The question Lawless set out to answer was, simply, Why? What motivated this person to move to the United States and implant herself on dangerous terrain time and again? Sure, the realities of innocent children trapped in violent strife needed to be documented. And if not her, then who? But still: Why Margaret Moth? Why someone who seemed so full of life, someone who loved to skydive, drop acid, and maintain a coterie of lovers?
Moth died of cancer in 2010 and can’t respond to those queries for herself. In Lawless’ eyes, she wouldn’t be able to anyway. Moth, who dyed her blond hair and changed her last name, had invented a new persona as an adult.

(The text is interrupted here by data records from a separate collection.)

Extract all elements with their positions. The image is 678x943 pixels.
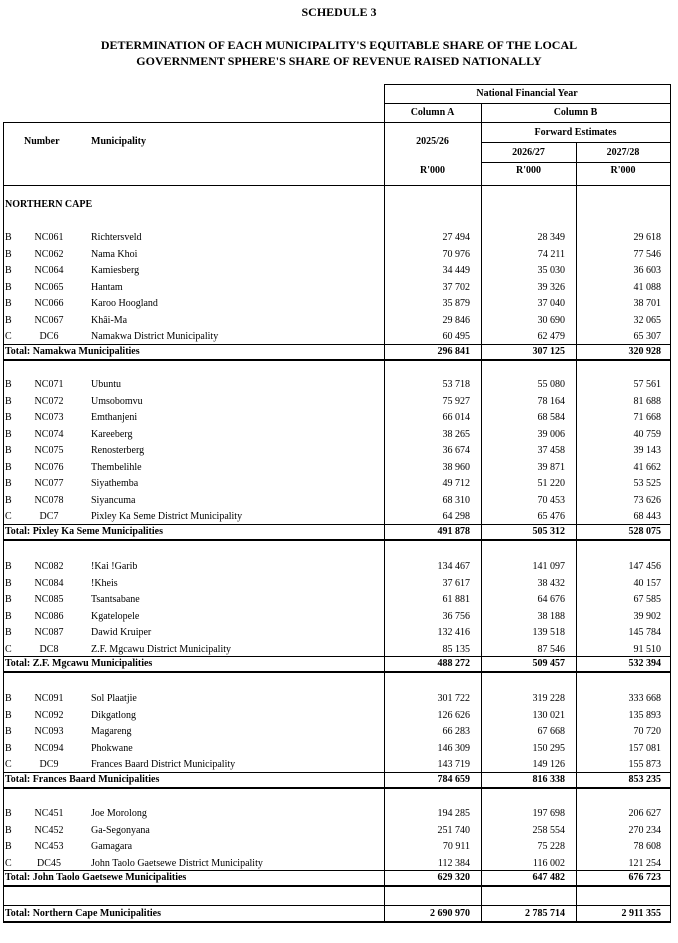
value-2026-27: 51 220 — [537, 478, 565, 489]
value-2027-28: 71 668 — [633, 412, 661, 423]
group-total-2026-27: 647 482 — [532, 872, 565, 883]
value-2027-28: 333 668 — [628, 693, 661, 704]
value-2026-27: 28 349 — [537, 232, 565, 243]
municipality-number: NC092 — [34, 709, 64, 721]
municipality-name: Kgatelopele — [91, 610, 140, 622]
subtotal-rule-bottom — [3, 671, 671, 673]
municipality-name: Sol Plaatjie — [91, 693, 137, 704]
value-2026-27: 149 126 — [532, 759, 565, 770]
value-2027-28: 78 608 — [633, 841, 661, 852]
year-2025-header: 2025/26 — [416, 136, 449, 147]
value-2025-26: 38 960 — [442, 461, 470, 473]
municipality-name: Z.F. Mgcawu District Municipality — [91, 643, 232, 655]
municipality-category: B — [5, 461, 12, 473]
value-2027-28: 57 561 — [633, 379, 661, 390]
municipality-category: B — [5, 561, 12, 572]
municipality-category: B — [5, 379, 12, 390]
municipality-name: Tsantsabane — [91, 594, 140, 605]
value-2025-26: 112 384 — [437, 857, 470, 869]
value-2026-27: 62 479 — [537, 331, 565, 342]
value-2025-26: 29 846 — [442, 314, 470, 326]
group-total-2026-27: 505 312 — [532, 525, 565, 537]
value-2026-27: 65 476 — [537, 511, 565, 522]
value-2026-27: 74 211 — [537, 248, 565, 260]
column-a-label: Column A — [410, 107, 455, 118]
value-2025-26: 75 927 — [442, 395, 470, 407]
municipality-category: B — [5, 412, 12, 423]
value-2027-28: 53 525 — [633, 478, 661, 489]
forward-estimates-label: Forward Estimates — [534, 127, 617, 138]
municipality-name: Karoo Hoogland — [91, 298, 158, 309]
group-total-2026-27: 816 338 — [532, 773, 565, 785]
municipality-name: Renosterberg — [91, 445, 145, 456]
municipality-name: Namakwa District Municipality — [91, 331, 219, 342]
municipality-category: B — [5, 808, 12, 819]
value-2026-27: 130 021 — [532, 709, 565, 721]
municipality-name: Dikgatlong — [91, 709, 136, 721]
group-total-2025-26: 488 272 — [437, 658, 470, 669]
subtotal-rule-bottom — [3, 787, 671, 789]
municipality-category: B — [5, 577, 12, 589]
municipality-number: NC072 — [34, 395, 64, 407]
municipality-number: DC9 — [39, 759, 59, 770]
subtotal-rule-top — [3, 870, 671, 871]
grand-total-rule-bottom — [3, 921, 671, 923]
municipality-category: B — [5, 610, 12, 622]
municipality-name: Frances Baard District Municipality — [91, 759, 236, 770]
municipality-number: NC065 — [34, 281, 64, 293]
column-b-left-border — [481, 103, 482, 923]
municipality-number: NC091 — [34, 693, 64, 704]
value-2025-26: 134 467 — [437, 561, 470, 572]
municipality-number: NC085 — [34, 594, 64, 605]
municipality-name: Ubuntu — [91, 379, 121, 390]
value-2026-27: 87 546 — [537, 643, 565, 655]
value-2026-27: 150 295 — [532, 742, 565, 754]
municipality-number: NC067 — [34, 314, 64, 326]
group-total-2027-28: 320 928 — [628, 345, 661, 357]
unit-header-b2: R'000 — [610, 165, 636, 176]
subtotal-rule-top — [3, 656, 671, 657]
municipality-name: Nama Khoi — [91, 248, 138, 260]
table-right-border — [670, 84, 671, 923]
value-2027-28: 70 720 — [633, 726, 661, 737]
municipality-number: NC064 — [34, 265, 64, 276]
municipality-number: DC7 — [39, 511, 59, 522]
value-2026-27: 30 690 — [537, 314, 565, 326]
value-2027-28: 67 585 — [633, 594, 661, 605]
subtotal-rule-top — [3, 344, 671, 345]
value-2025-26: 36 674 — [442, 445, 470, 456]
unit-header-a: R'000 — [420, 165, 445, 176]
value-2027-28: 135 893 — [628, 709, 661, 721]
municipality-category: B — [5, 494, 12, 506]
value-2027-28: 40 157 — [633, 577, 661, 589]
municipality-name: Thembelihle — [91, 461, 142, 473]
value-2026-27: 38 188 — [537, 610, 565, 622]
group-total-2025-26: 491 878 — [437, 525, 470, 537]
group-total-label: Total: Frances Baard Municipalities — [5, 773, 160, 785]
national-financial-year-label: National Financial Year — [476, 88, 578, 99]
municipality-name: Kareeberg — [91, 428, 133, 440]
group-total-2026-27: 307 125 — [532, 345, 565, 357]
value-2027-28: 270 234 — [628, 824, 661, 836]
municipality-category: B — [5, 298, 12, 309]
subtotal-rule-top — [3, 524, 671, 525]
municipality-name: Ga-Segonyana — [91, 824, 150, 836]
value-2027-28: 81 688 — [633, 395, 661, 407]
municipality-category: B — [5, 824, 12, 836]
header-rule-nfy — [384, 103, 671, 104]
municipality-category: B — [5, 693, 12, 704]
grand-total-2026-27: 2 785 714 — [525, 908, 565, 919]
municipality-number: NC075 — [34, 445, 64, 456]
value-2025-26: 37 617 — [442, 577, 470, 589]
municipality-category: B — [5, 232, 12, 243]
municipality-name: Pixley Ka Seme District Municipality — [91, 511, 243, 522]
municipality-name: Phokwane — [91, 742, 133, 754]
group-total-label: Total: Z.F. Mgcawu Municipalities — [5, 658, 153, 669]
value-2027-28: 121 254 — [628, 857, 661, 869]
group-total-label: Total: Namakwa Municipalities — [5, 345, 140, 357]
grand-total-2025-26: 2 690 970 — [430, 908, 470, 919]
value-2025-26: 68 310 — [442, 494, 470, 506]
municipality-category: B — [5, 742, 12, 754]
value-2027-28: 147 456 — [628, 561, 661, 572]
value-2027-28: 73 626 — [633, 494, 661, 506]
municipality-number: NC073 — [34, 412, 64, 423]
value-2025-26: 64 298 — [442, 511, 470, 522]
municipality-number: NC086 — [34, 610, 64, 622]
value-2025-26: 85 135 — [442, 643, 470, 655]
group-total-2026-27: 509 457 — [532, 658, 565, 669]
table-left-border — [3, 122, 4, 923]
municipality-category: B — [5, 841, 12, 852]
grand-total-label: Total: Northern Cape Municipalities — [5, 908, 162, 919]
municipality-name: Joe Morolong — [91, 808, 147, 819]
value-2026-27: 319 228 — [532, 693, 565, 704]
municipality-number: NC082 — [34, 561, 64, 572]
municipality-name: Khâi-Ma — [91, 314, 128, 326]
value-2027-28: 206 627 — [628, 808, 661, 819]
value-2025-26: 146 309 — [437, 742, 470, 754]
value-2026-27: 139 518 — [532, 627, 565, 638]
municipality-category: C — [5, 857, 12, 869]
municipality-category: B — [5, 478, 12, 489]
value-2027-28: 41 662 — [633, 461, 661, 473]
header-rule-columns — [3, 122, 671, 123]
municipality-number: NC071 — [34, 379, 64, 390]
value-2027-28: 39 143 — [633, 445, 661, 456]
schedule-heading — [0, 37, 678, 69]
value-2027-28: 157 081 — [628, 742, 661, 754]
value-2025-26: 66 283 — [442, 726, 470, 737]
municipality-category: C — [5, 643, 12, 655]
value-2025-26: 37 702 — [442, 281, 470, 293]
column-b2-left-border — [576, 142, 577, 923]
municipality-number: NC094 — [34, 742, 64, 754]
municipality-number: NC061 — [34, 232, 64, 243]
municipality-name: Siyancuma — [91, 494, 136, 506]
value-2025-26: 126 626 — [437, 709, 470, 721]
value-2025-26: 251 740 — [437, 824, 470, 836]
group-total-2027-28: 853 235 — [628, 773, 661, 785]
municipality-category: C — [5, 511, 12, 522]
value-2027-28: 77 546 — [633, 248, 661, 260]
number-header: Number — [24, 136, 60, 147]
municipality-number: NC074 — [34, 428, 64, 440]
municipality-category: B — [5, 265, 12, 276]
value-2026-27: 258 554 — [532, 824, 565, 836]
value-2026-27: 68 584 — [537, 412, 565, 423]
group-total-label: Total: Pixley Ka Seme Municipalities — [5, 525, 163, 537]
header-rule-top — [384, 84, 671, 85]
year-2027-header: 2027/28 — [606, 147, 640, 158]
municipality-number: NC452 — [34, 824, 64, 836]
municipality-name: Dawid Kruiper — [91, 627, 152, 638]
value-2027-28: 38 701 — [633, 298, 661, 309]
value-2025-26: 49 712 — [442, 478, 470, 489]
value-2026-27: 67 668 — [537, 726, 565, 737]
municipality-number: DC6 — [39, 331, 59, 342]
municipality-category: B — [5, 248, 12, 260]
column-a-left-border — [384, 84, 385, 923]
year-2026-header: 2026/27 — [512, 147, 545, 158]
value-2026-27: 37 040 — [537, 298, 565, 309]
value-2027-28: 155 873 — [628, 759, 661, 770]
municipality-header: Municipality — [91, 136, 147, 147]
value-2026-27: 39 006 — [537, 428, 565, 440]
municipality-category: B — [5, 281, 12, 293]
value-2027-28: 32 065 — [633, 314, 661, 326]
municipality-name: Emthanjeni — [91, 412, 138, 423]
municipality-name: John Taolo Gaetsewe District Municipality — [91, 857, 263, 869]
value-2027-28: 29 618 — [633, 232, 661, 243]
value-2027-28: 145 784 — [628, 627, 661, 638]
municipality-number: DC8 — [39, 643, 59, 655]
value-2027-28: 68 443 — [633, 511, 661, 522]
municipality-number: NC078 — [34, 494, 64, 506]
municipality-number: NC093 — [34, 726, 64, 737]
subtotal-rule-bottom — [3, 885, 671, 887]
municipality-category: B — [5, 726, 12, 737]
value-2025-26: 35 879 — [442, 298, 470, 309]
heading-line-1: DETERMINATION OF EACH MUNICIPALITY'S EQUITABLE SHARE OF THE LOCAL — [100, 38, 578, 52]
subtotal-rule-bottom — [3, 539, 671, 541]
province-heading: NORTHERN CAPE — [5, 199, 93, 210]
municipality-number: NC087 — [34, 627, 64, 638]
group-total-2027-28: 532 394 — [628, 658, 661, 669]
value-2026-27: 116 002 — [532, 857, 565, 869]
municipality-category: B — [5, 314, 12, 326]
value-2025-26: 27 494 — [442, 232, 470, 243]
value-2027-28: 39 902 — [633, 610, 661, 622]
heading-line-2: GOVERNMENT SPHERE'S SHARE OF REVENUE RAISED NATIONALLY — [136, 54, 542, 68]
municipality-category: C — [5, 331, 12, 342]
group-total-2025-26: 296 841 — [437, 345, 470, 357]
municipality-number: NC077 — [34, 478, 64, 489]
municipality-name: Magareng — [91, 726, 132, 737]
value-2026-27: 39 871 — [537, 461, 565, 473]
municipality-name: Gamagara — [91, 841, 133, 852]
municipality-category: B — [5, 445, 12, 456]
municipality-category: C — [5, 759, 12, 770]
group-total-2027-28: 676 723 — [628, 872, 661, 883]
value-2025-26: 53 718 — [442, 379, 470, 390]
value-2026-27: 38 432 — [537, 577, 565, 589]
value-2026-27: 64 676 — [537, 594, 565, 605]
municipality-name: Siyathemba — [91, 478, 139, 489]
value-2025-26: 66 014 — [442, 412, 470, 423]
value-2026-27: 70 453 — [537, 494, 565, 506]
group-total-2025-26: 784 659 — [437, 773, 470, 785]
value-2026-27: 55 080 — [537, 379, 565, 390]
value-2027-28: 41 088 — [633, 281, 661, 293]
value-2027-28: 40 759 — [633, 428, 661, 440]
value-2025-26: 70 976 — [442, 248, 470, 260]
municipality-number: NC451 — [34, 808, 64, 819]
column-b-label: Column B — [553, 107, 598, 118]
value-2025-26: 38 265 — [442, 428, 470, 440]
unit-header-b1: R'000 — [516, 165, 541, 176]
schedule-title: SCHEDULE 3 — [301, 5, 377, 19]
value-2025-26: 194 285 — [437, 808, 470, 819]
municipality-number: NC062 — [34, 248, 64, 260]
value-2026-27: 39 326 — [537, 281, 565, 293]
subtotal-rule-bottom — [3, 359, 671, 361]
municipality-category: B — [5, 395, 12, 407]
municipality-category: B — [5, 709, 12, 721]
municipality-category: B — [5, 627, 12, 638]
value-2025-26: 61 881 — [442, 594, 470, 605]
value-2025-26: 70 911 — [442, 841, 470, 852]
municipality-number: NC453 — [34, 841, 64, 852]
municipality-number: NC084 — [34, 577, 64, 589]
municipality-category: B — [5, 428, 12, 440]
group-total-label: Total: John Taolo Gaetsewe Municipalities — [5, 872, 187, 883]
value-2025-26: 36 756 — [442, 610, 470, 622]
group-total-2027-28: 528 075 — [628, 525, 661, 537]
value-2026-27: 197 698 — [532, 808, 565, 819]
municipality-name: Hantam — [91, 281, 123, 293]
value-2025-26: 132 416 — [437, 627, 470, 638]
subtotal-rule-top — [3, 772, 671, 773]
group-total-2025-26: 629 320 — [437, 872, 470, 883]
value-2026-27: 35 030 — [537, 265, 565, 276]
value-2025-26: 301 722 — [437, 693, 470, 704]
value-2026-27: 75 228 — [537, 841, 565, 852]
value-2026-27: 37 458 — [537, 445, 565, 456]
municipality-name: Kamiesberg — [91, 265, 140, 276]
municipality-number: DC45 — [37, 857, 61, 869]
municipality-name: Richtersveld — [91, 232, 142, 243]
value-2025-26: 143 719 — [437, 759, 470, 770]
municipality-number: NC076 — [34, 461, 64, 473]
value-2025-26: 60 495 — [442, 331, 470, 342]
value-2027-28: 36 603 — [633, 265, 661, 276]
municipality-number: NC066 — [34, 298, 64, 309]
value-2027-28: 91 510 — [633, 643, 661, 655]
municipality-name: Umsobomvu — [91, 395, 143, 407]
value-2025-26: 34 449 — [442, 265, 470, 276]
municipality-name: !Kheis — [91, 577, 118, 589]
municipality-category: B — [5, 594, 12, 605]
municipality-name: !Kai !Garib — [91, 561, 138, 572]
value-2026-27: 141 097 — [532, 561, 565, 572]
value-2026-27: 78 164 — [537, 395, 565, 407]
grand-total-2027-28: 2 911 355 — [621, 908, 661, 919]
grand-total-rule-top — [3, 905, 671, 906]
header-rule-units — [3, 185, 671, 186]
value-2027-28: 65 307 — [633, 331, 661, 342]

She often claimed not to remember much about her childhood, but people sensed an underlying anger in her that had to come from somewhere. The Margaret Moth we see in the film’s footage is a sort of character she invented to escape the brutalities her parents inflicted. One of Moth’s siblings describes their mother as having had eyes that “would go black like a demon.”
While making the film, Lawless understood that truth is an aggregate. When someone conceals parts of themselves, they are no longer a reliable narrator. The Margaret Moth of Never Look Away is the sum total of what her friends, colleagues, and relatives saw. Added together, the film presents a more thorough portrait of Moth than the one she might offer about herself. When she and journalist Christiane Amanpour spent the summer of 1992 in deadly Sarajevo, where gunmen on so-called Sniper Alley fired relentlessly, the injury Moth suffered took part of her tongue and her ability to speak clearly. But it didn’t take her resolve: After a tough recovery, Moth continued to work in war zones. That biography alone helps to explain the ticking time bomb inside her. Relinquishing her moxie would be a fate worse than death.
Lawless and her team recreated the scene of Moth’s wounding using a large-scale diorama made in collaboration with Wētā Workshop, the New Zealand-based special-effects company whose credits include The Lord of the Rings and Dune. During that process, Lawless learned what it means to construct a film’s visual style. Blending visceral war footage, photographs, home movies that various sources loaned her, TV interviews Moth gave after she was shot, and recreations, Lawless has constructed a confident profile of an iconoclast.
“I made this for New Zealanders to meet the least-known famous person, who was just an outrageous, outstanding character,” she says. “I also wanted to honor her profession.”
This, she hopes, is the start of a new chapter: Lucy Lawless, director. Eyeing a scripted feature next, she’s working with an up-and-coming writer and seeking out possible novels to adapt. After so many larger-than-life genre roles, she’s ready to focus on everyday people. And before the film had even screened at Sundance, she seemed awestruck by the response it had received. “I trust that if it moves me, it’s going to move you—but all you can do as an artist is please yourself,” she says. “If you’re slaving to somebody else’s approval, you’re screwed. I’m absolutely flabbergasted, though. People seem to be enjoying this. I’m so delighted. It’s more than I ever dreamed.”